For those who missed it several years ago, the Money Honey was featured in a May 2004 episode of Celebrity Jeopardy in Washington D.C. during POWER PLAYERS week. A POWER PLAYER is presumably a celebrity with a brain. Fortunately SNL stereotypes held, and Maria outshined the competition, which consisted of fellow TV personality Anderson Cooper and former NAACP President and Maryland Congressman Kweisi Mfume. Maria was playing for the National Italian American Foundation, ensuring that pizza remains an alternative to baby carrots in school lunches nationwide (especially good old fashioned school lunch “Mexican pizza”).

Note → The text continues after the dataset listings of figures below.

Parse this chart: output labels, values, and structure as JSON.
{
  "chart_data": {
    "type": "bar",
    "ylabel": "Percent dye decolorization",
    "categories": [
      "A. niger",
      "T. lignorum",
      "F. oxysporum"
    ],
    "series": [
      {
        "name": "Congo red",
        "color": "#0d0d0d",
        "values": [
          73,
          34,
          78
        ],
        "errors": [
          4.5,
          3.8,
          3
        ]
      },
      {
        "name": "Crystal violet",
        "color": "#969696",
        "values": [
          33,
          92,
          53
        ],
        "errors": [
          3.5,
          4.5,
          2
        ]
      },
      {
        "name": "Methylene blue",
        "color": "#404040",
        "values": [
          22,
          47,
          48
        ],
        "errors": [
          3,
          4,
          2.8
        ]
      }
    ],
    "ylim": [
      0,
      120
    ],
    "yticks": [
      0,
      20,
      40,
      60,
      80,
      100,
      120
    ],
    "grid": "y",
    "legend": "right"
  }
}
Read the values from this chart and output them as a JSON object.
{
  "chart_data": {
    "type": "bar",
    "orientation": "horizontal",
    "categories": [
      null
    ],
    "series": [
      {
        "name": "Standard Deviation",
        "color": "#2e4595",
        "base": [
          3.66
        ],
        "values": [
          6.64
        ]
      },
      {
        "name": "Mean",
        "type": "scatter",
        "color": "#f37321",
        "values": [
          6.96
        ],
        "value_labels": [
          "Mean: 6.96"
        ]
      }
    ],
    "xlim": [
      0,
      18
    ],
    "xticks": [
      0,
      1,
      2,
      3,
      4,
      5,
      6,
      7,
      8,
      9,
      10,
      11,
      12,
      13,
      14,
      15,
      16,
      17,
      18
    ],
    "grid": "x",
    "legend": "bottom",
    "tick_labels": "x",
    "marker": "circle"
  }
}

Maria got off to a slow start, not buzzing in on the first 10 or so questions. Taking a breather, she put her spontaneous intellectual bandwidth on display during the meet the players segment:
Alex: What’s the fascination for you and for Americans with finance?
Maria: I think that it’s an opportunity for all of us to know that we can have the American Dream. That we can invest in America, in business and have a feeling that we have an ownership of some business and hopefully watch that investment grow. It’s a (struggling with the next word) democratization of information and investing.
The key words are investment and business. After managing to sound like Ralph Wiggum when he said “Mrs. Krabappel and Principal Skinner were in the closet making babies and I saw one of the babies and then the baby looked at me,” Maria prepares to enter the fray and answer a question. Baby steps.
Maria’s first time:
Category: The Capital, for $100
A: In 1989 hundreds of pro-democracy demonstrators were killed by the military at Tiananmen Square in this capital.
Q: Maria buzzes in and makes a face for five seconds. A five second face, to her dismay, is incorrect. Armed with a functioning buzzer, Maria prepares to actually verbalize a question next time.
Maria does end up getting two questions right in a flurry at the end of the round, and manages to finish ahead of (and look slightly less retarded than) Kweisi, who ingeniously answered that “Montebello” was the name of Thomas Jefferson’s estate instead of “Monticello.”